Data masking is a strategy used to protect sensitive data in a dataset by transforming them into different data that maintain the coherence and consistency of the original set. A good data masking not only has to maintain data consistency and relations between tables, but also needs to replicate the same statistical distribution as the original source.
Also known as data "anonymization", "obfuscation" or "tokenization", seeks to generate realistic and anonymized datasets based on real production data, which can be used for alternative purposes such as analytics, test generation or AI training, all without compromising the security of the real data. Therefore, in order to keep the real data secure, the data masking process is irreversible; the user will not be able to get the real data by using the masked version.

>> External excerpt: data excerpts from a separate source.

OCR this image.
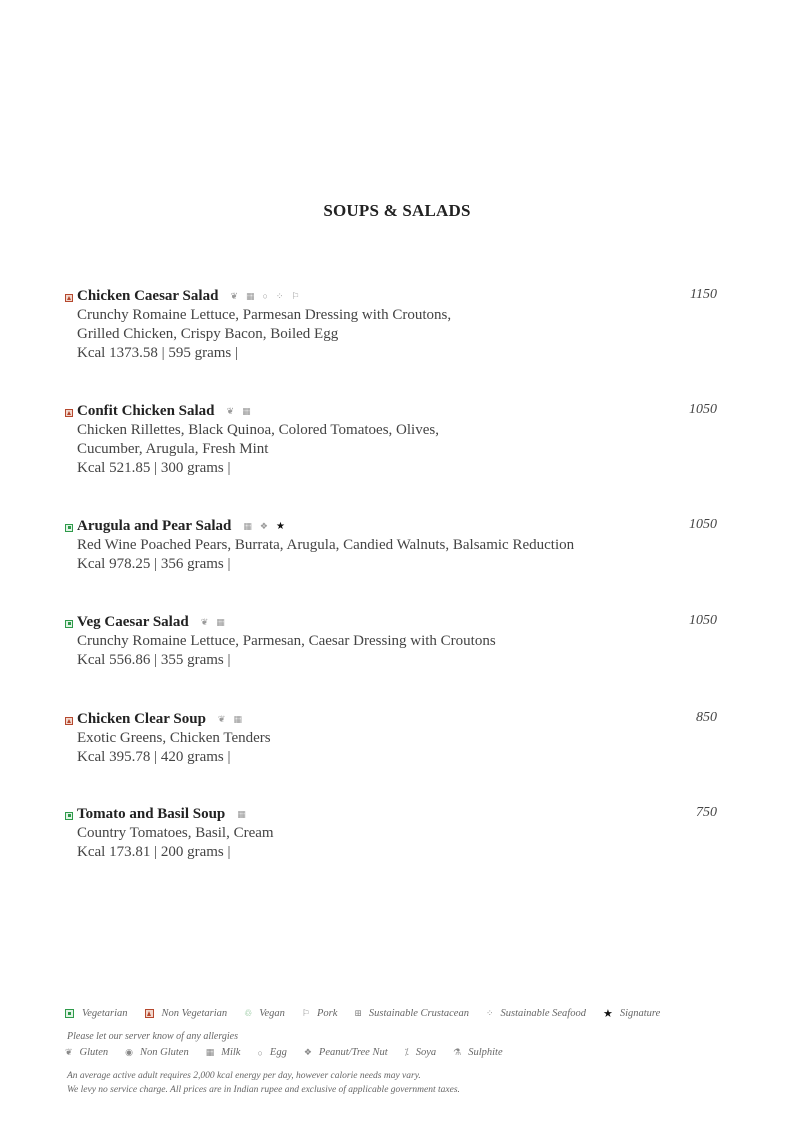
SOUPS & SALADS
Chicken Caesar Salad ❦ ▦ ○ ⁘ ⚐	1150
Crunchy Romaine Lettuce, Parmesan Dressing with Croutons,
Grilled Chicken, Crispy Bacon, Boiled Egg
Kcal 1373.58 | 595 grams |
Confit Chicken Salad ❦ ▦	1050
Chicken Rillettes, Black Quinoa, Colored Tomatoes, Olives,
Cucumber, Arugula, Fresh Mint
Kcal 521.85 | 300 grams |
Arugula and Pear Salad ▦ ❖ ★	1050
Red Wine Poached Pears, Burrata, Arugula, Candied Walnuts, Balsamic Reduction
Kcal 978.25 | 356 grams |
Veg Caesar Salad ❦ ▦	1050
Crunchy Romaine Lettuce, Parmesan, Caesar Dressing with Croutons
Kcal 556.86 | 355 grams |
Chicken Clear Soup ❦ ▦	850
Exotic Greens, Chicken Tenders
Kcal 395.78 | 420 grams |
Tomato and Basil Soup ▦	750
Country Tomatoes, Basil, Cream
Kcal 173.81 | 200 grams |
Vegetarian	Non Vegetarian ♲ Vegan ⚐ Pork ⊞ Sustainable Crustacean ⁘ Sustainable Seafood ★ Signature
Please let our server know of any allergies
❦ Gluten ◉ Non Gluten ▦ Milk ○ Egg ❖ Peanut/Tree Nut ⁒ Soya ⚗ Sulphite
An average active adult requires 2,000 kcal energy per day, however calorie needs may vary.
We levy no service charge. All prices are in Indian rupee and exclusive of applicable government taxes.
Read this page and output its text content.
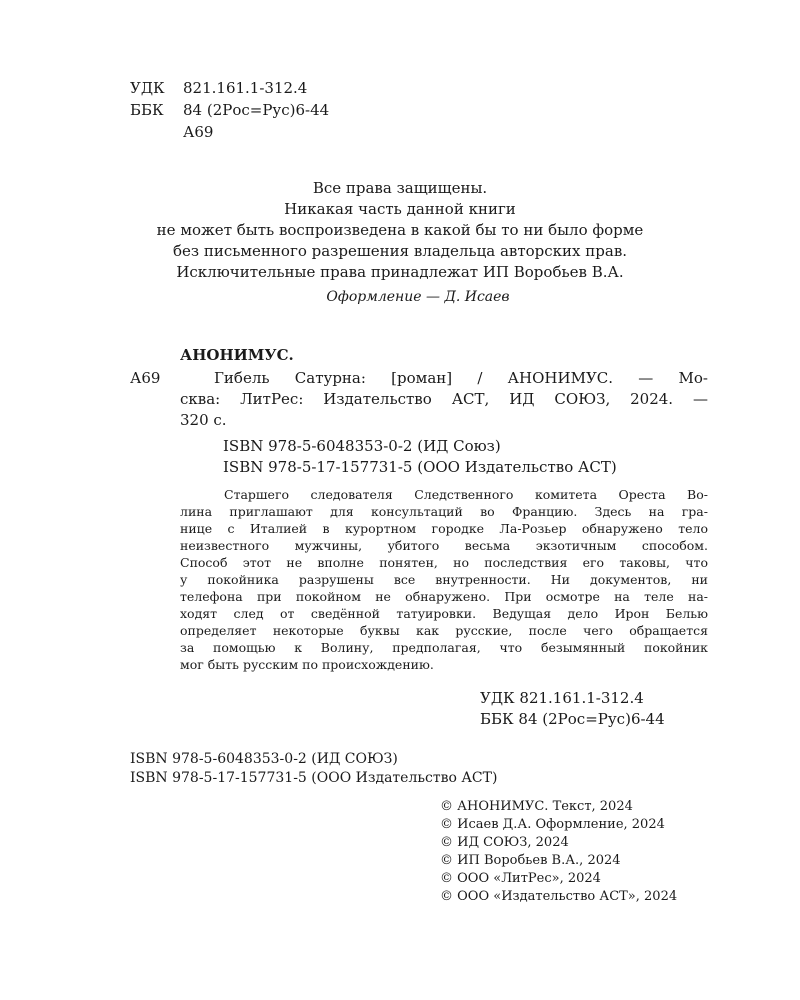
УДК 821.161.1-312.4
ББК 84 (2Рос=Рус)6-44
А69
Все права защищены.
Никакая часть данной книги
не может быть воспроизведена в какой бы то ни было форме
без письменного разрешения владельца авторских прав.
Исключительные права принадлежат ИП Воробьев В.А.
Оформление — Д. Исаев
АНОНИМУС.
А69	Гибель Сатурна: [роман] / АНОНИМУС. — Мо-
сква: ЛитРес: Издательство АСТ, ИД СОЮЗ, 2024. —
320 с.
ISBN 978-5-6048353-0-2 (ИД Союз)
ISBN 978-5-17-157731-5 (ООО Издательство АСТ)
Старшего следователя Следственного комитета Ореста Во-
лина приглашают для консультаций во Францию. Здесь на гра-
нице с Италией в курортном городке Ла-Розьер обнаружено тело
неизвестного мужчины, убитого весьма экзотичным способом.
Способ этот не вполне понятен, но последствия его таковы, что
у покойника разрушены все внутренности. Ни документов, ни
телефона при покойном не обнаружено. При осмотре на теле на-
ходят след от сведённой татуировки. Ведущая дело Ирон Белью
определяет некоторые буквы как русские, после чего обращается
за помощью к Волину, предполагая, что безымянный покойник
мог быть русским по происхождению.
УДК 821.161.1-312.4
ББК 84 (2Рос=Рус)6-44
ISBN 978-5-6048353-0-2 (ИД СОЮЗ)
ISBN 978-5-17-157731-5 (ООО Издательство АСТ)
© АНОНИМУС. Текст, 2024
© Исаев Д.А. Оформление, 2024
© ИД СОЮЗ, 2024
© ИП Воробьев В.А., 2024
© ООО «ЛитРес», 2024
© ООО «Издательство АСТ», 2024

Over time and thanks to technology, two masking strategies arised, Static Data Masking (SDM) and Dynamic Data Masking (DDM). Let's take a look at the differences between them.
Static Data Masking (SDM)
It is used for permanent data transformation. From your data warehouse, select all the sensitive data you want to transform and start the process.
The resulting data source is the same (it’s overwritten), but the original data is replaced with the masked data. This causes the lost of the previous information. This strategy can not be applied to production databases as it permanently alters the records.
On the other hand, it is a secure system as it does not store sensitive data. Thus, in the event of a cyber-attack, hackers will not have access to the confidential information.
At the execution level, in this masking strategy, transformations are carried out in advance to avoid affecting the performance of transactions.
In addition, it simplifies security tasks, thanks to the permanent replacement of data. There is no need to create a very detailed security plan on object level, since the most sensitive data have been replaced.
Dynamic data masking (DDM)
Dynamic Data Masking is used to transform sensitive data without altering the original source. This enables data traceability and above all, it allows different transformation rules to be applied to the original data source, as it is not overwritten.
This strategy can work in real time but it’s not very appropriate in extremely dynamic environments with high read and write usage, since the new masked data can be rewritten causing the database to become corrupted. Because of this, it is essential to implement new masking strategies that can avoid new data to go corrupt.